Any doji candle signals market indecision and the potential for a change in direction. (Always bear in mind that the “potential” for a change in direction is not a guaranteed change in direction.)
Doji’s are formed when the price of a currency pair opens and closes at virtually the same level within the timeframe of the chart on which the doji occurs. Even though there might have been quite a bit of price movement between the open and the close of the candle, the fact that the open and the close takes place at almost the exact same price is what indicates that the market has not been able to decide which way to take the pair…to the upside or the downside.
Let’s take a look at the doji highlighted on this 4 hour chart of the AUDCAD below…
At the point where the doji occurs, we can see that price has retraced a bit after a fairly strong move to the downside. If the doji represents the top of the retracement (which we do not know at the time of its forming) a trader could then interpret the indecision and potential change of direction and short the pair at the open of the next candle after the doji. The stop would be placed just above the upper wick of the doji. In this case, that trade would have worked out nicely.
Keeping in mind that the higher probability trades will be those that are taken in the direction of the longer term trends, when a doji occurs at the top of a retracement in a downtrend or the bottom of a retracement in an uptrend, the higher probability way to trade the doji is in the direction of the trend.
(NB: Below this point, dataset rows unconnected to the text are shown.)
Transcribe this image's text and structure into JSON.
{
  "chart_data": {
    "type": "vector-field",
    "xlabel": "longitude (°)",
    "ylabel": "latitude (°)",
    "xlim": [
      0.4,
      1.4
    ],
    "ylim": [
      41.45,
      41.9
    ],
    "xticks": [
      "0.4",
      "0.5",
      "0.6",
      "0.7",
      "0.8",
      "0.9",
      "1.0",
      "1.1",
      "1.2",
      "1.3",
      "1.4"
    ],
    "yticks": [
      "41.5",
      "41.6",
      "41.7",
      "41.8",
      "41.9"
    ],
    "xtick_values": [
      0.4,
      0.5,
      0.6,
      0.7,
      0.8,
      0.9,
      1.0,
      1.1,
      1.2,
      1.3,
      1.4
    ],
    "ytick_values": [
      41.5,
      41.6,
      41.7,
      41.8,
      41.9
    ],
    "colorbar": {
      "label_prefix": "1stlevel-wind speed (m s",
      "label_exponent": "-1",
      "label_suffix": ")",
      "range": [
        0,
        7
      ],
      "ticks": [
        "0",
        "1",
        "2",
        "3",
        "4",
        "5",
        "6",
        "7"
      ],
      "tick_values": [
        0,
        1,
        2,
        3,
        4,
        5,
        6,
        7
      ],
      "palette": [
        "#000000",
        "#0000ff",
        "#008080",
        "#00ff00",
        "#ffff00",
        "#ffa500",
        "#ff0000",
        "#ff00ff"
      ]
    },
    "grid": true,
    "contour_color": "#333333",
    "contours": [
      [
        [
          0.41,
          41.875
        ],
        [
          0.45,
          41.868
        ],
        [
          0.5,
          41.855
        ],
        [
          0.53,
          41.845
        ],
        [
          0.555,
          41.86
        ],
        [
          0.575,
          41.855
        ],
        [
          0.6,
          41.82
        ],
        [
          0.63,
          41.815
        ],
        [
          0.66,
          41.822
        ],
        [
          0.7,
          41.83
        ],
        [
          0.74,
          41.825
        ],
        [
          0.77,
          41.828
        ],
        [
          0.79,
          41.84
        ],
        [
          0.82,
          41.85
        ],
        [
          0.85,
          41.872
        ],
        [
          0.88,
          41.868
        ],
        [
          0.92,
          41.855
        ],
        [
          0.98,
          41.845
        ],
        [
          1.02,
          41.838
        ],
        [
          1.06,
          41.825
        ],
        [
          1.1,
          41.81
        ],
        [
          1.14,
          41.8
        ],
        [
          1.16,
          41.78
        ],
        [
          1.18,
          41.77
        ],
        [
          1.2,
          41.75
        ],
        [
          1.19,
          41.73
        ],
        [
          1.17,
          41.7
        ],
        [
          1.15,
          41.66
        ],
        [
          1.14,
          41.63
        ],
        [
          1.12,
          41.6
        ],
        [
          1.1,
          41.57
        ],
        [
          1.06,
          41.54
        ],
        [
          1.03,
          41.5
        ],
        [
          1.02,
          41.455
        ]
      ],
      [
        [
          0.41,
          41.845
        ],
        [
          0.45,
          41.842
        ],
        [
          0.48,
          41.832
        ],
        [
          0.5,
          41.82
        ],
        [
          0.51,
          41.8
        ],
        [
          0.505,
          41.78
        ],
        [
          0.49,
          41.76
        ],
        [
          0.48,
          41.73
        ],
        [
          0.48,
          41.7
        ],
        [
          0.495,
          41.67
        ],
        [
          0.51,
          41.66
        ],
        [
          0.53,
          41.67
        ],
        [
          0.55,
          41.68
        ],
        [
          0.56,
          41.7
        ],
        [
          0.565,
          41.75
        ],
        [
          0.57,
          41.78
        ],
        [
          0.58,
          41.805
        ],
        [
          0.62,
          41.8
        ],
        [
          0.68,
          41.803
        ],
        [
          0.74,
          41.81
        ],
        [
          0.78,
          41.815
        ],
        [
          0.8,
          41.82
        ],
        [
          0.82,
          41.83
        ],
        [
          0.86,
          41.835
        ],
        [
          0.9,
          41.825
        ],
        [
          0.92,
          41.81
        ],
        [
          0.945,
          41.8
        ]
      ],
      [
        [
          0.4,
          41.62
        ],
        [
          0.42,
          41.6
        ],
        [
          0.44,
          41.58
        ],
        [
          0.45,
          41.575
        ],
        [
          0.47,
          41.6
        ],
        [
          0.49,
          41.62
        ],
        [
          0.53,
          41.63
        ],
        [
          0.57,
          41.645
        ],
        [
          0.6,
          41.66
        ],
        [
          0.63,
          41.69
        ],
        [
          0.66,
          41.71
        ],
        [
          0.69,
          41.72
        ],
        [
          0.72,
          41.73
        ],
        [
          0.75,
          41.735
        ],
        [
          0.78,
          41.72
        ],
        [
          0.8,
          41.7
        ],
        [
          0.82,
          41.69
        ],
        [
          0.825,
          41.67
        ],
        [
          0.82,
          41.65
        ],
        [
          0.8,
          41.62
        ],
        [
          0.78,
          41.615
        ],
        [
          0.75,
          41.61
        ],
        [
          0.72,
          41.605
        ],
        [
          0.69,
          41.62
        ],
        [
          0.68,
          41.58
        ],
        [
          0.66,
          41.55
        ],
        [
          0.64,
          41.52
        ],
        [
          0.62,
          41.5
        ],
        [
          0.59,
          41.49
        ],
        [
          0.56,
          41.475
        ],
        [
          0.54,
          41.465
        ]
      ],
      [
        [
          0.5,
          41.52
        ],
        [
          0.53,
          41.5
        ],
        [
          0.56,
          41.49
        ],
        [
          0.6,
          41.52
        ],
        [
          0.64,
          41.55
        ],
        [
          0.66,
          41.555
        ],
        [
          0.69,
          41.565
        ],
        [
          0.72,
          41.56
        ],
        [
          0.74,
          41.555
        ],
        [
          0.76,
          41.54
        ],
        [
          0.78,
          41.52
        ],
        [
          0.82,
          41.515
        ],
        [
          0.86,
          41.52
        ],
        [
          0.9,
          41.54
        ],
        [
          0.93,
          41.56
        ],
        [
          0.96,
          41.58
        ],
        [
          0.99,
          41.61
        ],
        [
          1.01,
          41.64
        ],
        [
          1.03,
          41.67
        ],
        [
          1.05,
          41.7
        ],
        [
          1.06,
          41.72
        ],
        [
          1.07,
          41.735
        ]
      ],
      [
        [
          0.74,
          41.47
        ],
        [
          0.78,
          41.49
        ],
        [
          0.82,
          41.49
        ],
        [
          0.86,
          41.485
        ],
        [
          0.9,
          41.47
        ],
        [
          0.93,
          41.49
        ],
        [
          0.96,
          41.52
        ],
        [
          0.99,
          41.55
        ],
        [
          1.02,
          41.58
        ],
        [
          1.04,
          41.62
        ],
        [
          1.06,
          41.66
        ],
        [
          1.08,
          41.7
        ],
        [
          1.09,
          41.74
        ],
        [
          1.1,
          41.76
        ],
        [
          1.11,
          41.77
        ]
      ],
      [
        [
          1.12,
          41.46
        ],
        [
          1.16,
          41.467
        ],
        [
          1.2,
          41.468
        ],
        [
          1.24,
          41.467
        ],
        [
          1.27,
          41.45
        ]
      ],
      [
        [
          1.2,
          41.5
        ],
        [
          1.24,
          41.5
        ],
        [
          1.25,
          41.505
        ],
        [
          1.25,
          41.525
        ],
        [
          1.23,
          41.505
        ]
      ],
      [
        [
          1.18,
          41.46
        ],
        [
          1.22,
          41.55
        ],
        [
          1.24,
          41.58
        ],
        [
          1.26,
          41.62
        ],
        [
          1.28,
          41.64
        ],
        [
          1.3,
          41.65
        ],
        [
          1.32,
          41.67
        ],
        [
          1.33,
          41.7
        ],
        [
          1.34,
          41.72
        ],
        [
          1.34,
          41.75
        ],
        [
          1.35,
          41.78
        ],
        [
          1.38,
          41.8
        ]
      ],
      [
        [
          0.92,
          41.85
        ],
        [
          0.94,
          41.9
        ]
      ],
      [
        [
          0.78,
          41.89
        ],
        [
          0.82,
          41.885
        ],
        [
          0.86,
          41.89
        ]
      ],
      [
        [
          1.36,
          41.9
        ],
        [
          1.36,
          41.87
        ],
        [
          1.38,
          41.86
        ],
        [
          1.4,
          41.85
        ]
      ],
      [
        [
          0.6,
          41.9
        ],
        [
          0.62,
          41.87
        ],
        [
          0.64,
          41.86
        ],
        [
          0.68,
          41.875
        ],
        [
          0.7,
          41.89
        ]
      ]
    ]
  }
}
In case of an uptrend the stop would go below the lower wick of the doji and in a downtrend the stop would go above the upper wick.
Dojis are popular and widely used in trading as they are one of the easier candles to identify and their wicks provide excellent guidelines regarding where a trader can place their stop.
Below is an example of a standard doji candle.
The Long Legged Doji below simply has a greater extension of the vertical lines above and below the horizontal line. During the timeframe of the candle, price action dramatically moved up and down but closed at virtually the same level that it opened. This shows the indecision between the buyers and the sellers
The Dragonfly Doji below can appear at either the top of an uptrend or the bottom of a downtrend and signals the potential for a change in direction. There is no line above the horizontal bar signifying that prices did not move above the opening price. A very extended lower wick on this doji at the bottom of a bearish move is a very bullish signal.
The Gravestone Doji below is the exact opposite of the dragonfly. It appears when price action opens and closes at the lower end of the trading range. After the open the buyers were able to push the price up but by the close they were not able to sustain the bullish momentum. At the top of a move to the upside, this is a bearish signal.
The 4 Price Doji below is simply a horizontal line with no vertical line above or below the horizontal. This would be the ultimate in indecision since the high, low, open and close (all four prices represented) by the candle were exactly the same. It is a very unique pattern signifying once again indecision or an extremely quiet market.
The basic rules we learned about trading a doji at the beginning of this article would apply to each of these unique dojis as well.